Catherine, intermittente du spectacle, cadrait le plan fixe de Nicolas Sarkozy pendant son meeting au Zénith de Paris, le dimanche 9 octobre 2016. Crédit Photo : Laura Welfringer

“C’est l’image qui compte, que l’image”

“C’est la guerre de l’image, commente Mohamed. Là, c’est le show à l’américaine. C’est l’image qui compte, que l’image.” Dans ces conditions, la pression est constante. “Rester concentré, c’est tout l’enjeu parce que le meeting est très long mais il faut être réactif”, explique Catherine. Filmer les drapeaux, “repérer les bons clients”, détaille la cadreuse. “Quand c’est mort, on ne filme pas”, résume Mohamed.

Mohamed, intermittent du spectacle, portait le même badge que les organisateurs du meeting de Nicolas Sarkozy, dimanche 9 octobre 2016 au Zénith de Paris. “Je me suis fait bousculer car tout le monde me prenait pour un quidam”, explique le cadreur, qui filmait à l’épaule. Crédit photo : Laura Welfringer

Aucun mouvement de caméra n’est laissé au hasard. “La contre-plongée, ce n’est pas flatteur.
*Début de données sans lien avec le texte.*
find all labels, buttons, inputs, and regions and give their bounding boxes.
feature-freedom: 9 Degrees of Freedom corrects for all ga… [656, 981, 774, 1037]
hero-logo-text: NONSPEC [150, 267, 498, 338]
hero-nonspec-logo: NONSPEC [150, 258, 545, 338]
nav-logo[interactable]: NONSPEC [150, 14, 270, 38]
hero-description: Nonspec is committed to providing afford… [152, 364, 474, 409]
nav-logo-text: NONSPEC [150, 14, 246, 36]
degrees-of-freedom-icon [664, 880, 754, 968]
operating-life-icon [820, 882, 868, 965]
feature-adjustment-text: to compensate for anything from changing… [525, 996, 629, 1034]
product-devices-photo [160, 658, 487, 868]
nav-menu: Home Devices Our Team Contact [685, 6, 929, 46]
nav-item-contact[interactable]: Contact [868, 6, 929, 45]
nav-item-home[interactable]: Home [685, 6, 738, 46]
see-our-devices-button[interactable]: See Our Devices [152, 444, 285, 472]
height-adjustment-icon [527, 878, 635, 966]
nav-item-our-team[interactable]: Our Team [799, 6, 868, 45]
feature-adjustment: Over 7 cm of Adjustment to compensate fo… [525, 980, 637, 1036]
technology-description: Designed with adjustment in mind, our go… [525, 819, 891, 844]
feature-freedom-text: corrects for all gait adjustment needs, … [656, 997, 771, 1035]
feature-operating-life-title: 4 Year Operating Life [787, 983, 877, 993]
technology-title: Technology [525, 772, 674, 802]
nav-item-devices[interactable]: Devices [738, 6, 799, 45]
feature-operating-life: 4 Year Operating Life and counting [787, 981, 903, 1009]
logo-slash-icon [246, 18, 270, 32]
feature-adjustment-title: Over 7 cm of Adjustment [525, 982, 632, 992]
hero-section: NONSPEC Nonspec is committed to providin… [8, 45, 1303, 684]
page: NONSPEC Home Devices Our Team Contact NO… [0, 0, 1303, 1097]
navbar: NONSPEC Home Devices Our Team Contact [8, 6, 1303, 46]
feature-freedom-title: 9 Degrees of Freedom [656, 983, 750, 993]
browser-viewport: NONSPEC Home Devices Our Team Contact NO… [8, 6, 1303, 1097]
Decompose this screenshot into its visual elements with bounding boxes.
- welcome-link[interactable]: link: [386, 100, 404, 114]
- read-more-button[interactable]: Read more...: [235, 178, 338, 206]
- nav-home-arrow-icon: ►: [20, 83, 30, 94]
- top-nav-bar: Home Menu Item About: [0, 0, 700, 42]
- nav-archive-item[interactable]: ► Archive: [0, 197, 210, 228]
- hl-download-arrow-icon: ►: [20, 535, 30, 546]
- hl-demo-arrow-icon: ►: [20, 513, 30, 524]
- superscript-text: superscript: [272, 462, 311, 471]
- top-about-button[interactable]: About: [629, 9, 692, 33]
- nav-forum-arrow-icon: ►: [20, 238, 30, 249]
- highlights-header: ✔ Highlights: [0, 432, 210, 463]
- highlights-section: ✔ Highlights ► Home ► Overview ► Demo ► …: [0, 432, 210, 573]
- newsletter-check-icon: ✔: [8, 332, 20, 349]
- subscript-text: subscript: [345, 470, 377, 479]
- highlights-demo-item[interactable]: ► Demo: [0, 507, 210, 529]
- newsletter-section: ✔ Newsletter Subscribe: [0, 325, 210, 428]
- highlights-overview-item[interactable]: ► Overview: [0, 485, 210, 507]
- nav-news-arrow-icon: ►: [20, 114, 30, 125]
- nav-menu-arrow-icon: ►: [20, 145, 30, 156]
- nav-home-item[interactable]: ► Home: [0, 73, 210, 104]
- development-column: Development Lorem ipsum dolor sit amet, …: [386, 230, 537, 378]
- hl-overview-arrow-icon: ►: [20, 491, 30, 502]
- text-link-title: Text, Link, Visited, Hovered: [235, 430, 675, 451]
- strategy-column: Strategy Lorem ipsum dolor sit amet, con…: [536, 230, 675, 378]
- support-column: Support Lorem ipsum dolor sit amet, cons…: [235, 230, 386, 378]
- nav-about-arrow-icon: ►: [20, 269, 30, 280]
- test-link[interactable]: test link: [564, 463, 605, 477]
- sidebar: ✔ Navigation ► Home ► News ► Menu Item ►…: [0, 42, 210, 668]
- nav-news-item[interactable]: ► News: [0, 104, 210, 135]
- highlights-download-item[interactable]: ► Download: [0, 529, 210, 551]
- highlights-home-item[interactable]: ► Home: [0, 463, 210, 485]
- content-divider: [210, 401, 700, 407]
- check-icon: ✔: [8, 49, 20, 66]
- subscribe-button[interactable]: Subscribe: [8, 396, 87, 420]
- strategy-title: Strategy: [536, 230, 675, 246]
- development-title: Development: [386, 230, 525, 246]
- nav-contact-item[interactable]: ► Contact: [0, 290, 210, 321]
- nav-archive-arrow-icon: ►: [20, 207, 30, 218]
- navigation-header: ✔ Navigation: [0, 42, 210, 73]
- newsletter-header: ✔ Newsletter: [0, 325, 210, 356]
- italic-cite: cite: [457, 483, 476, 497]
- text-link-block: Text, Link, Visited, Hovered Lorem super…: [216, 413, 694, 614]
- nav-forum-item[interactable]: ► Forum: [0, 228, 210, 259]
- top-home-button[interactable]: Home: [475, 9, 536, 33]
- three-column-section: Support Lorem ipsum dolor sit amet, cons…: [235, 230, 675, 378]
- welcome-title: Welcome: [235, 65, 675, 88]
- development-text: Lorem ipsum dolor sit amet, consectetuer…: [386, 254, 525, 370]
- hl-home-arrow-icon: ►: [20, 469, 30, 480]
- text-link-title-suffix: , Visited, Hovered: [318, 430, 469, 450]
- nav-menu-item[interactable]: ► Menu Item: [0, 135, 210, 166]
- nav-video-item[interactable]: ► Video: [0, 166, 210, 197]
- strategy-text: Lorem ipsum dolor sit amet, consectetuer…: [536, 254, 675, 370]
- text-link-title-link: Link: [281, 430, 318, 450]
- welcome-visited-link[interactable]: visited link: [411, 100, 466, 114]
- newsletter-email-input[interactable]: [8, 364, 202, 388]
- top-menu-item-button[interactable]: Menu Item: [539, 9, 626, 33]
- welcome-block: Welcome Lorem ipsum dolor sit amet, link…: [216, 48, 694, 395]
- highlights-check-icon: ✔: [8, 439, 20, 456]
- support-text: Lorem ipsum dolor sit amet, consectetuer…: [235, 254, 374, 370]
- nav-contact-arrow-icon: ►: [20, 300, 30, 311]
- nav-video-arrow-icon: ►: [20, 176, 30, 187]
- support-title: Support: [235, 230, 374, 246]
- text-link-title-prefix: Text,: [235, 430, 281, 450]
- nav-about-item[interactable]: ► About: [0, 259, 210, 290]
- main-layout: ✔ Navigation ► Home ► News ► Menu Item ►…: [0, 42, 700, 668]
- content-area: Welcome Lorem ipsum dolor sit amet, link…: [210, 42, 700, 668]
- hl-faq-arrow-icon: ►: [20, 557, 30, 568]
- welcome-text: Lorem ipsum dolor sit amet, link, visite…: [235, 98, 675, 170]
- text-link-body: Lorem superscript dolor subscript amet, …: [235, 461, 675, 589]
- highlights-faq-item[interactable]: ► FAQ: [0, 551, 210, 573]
De nous-mêmes, on ne filme pas le candidat comme ça”, explique la régisseuse, qui est par ailleurs bénévole au sein du parti Les Républicains (LR). Des directives à suivre à la lettre par les cadreurs. “Le parti donne des instructions.” Instructions qui passent par le réalisateur et sont retransmises aux petites mains. Est-ce pour cela que l’écran géant diffusait l’image de la foule plutôt que celle de Nicolas Sarkozy quand ce dernier montait les marches menant à son pupitre ? “Il est petit, il ne faut pas qu’on le montre, je pense”, glisse Mohamed.

La régie visionne les images filmées par les cadreurs et diffuse en direct les meilleurs plans sur l’écran géant du Zénith de Paris pendant le meeting de Nicolas Sarkozy, le 9 octobre 2016. Crédit Photo : Laura Welfringer

Pour les cadreurs, pas question que leurs convictions personnelles interfèrent avec la manière de filmer. “Je me fiche de leurs opinions politiques, affirme la régisseuse. Ce qui m’intéresse, c’est qu’ils fassent leur travail.” Mohamed, lui, aime à dire qu’il n’a rien à voir avec la politique. Et il n’a pas honte de ne pas connaître toutes les personnalités : “Quand je ne sais pas qui c’est, je demande.” Exit, le trombinoscope. “Il n’y a pas de cadreur de meeting. Moi, je suis technicien. Je suis neutre.”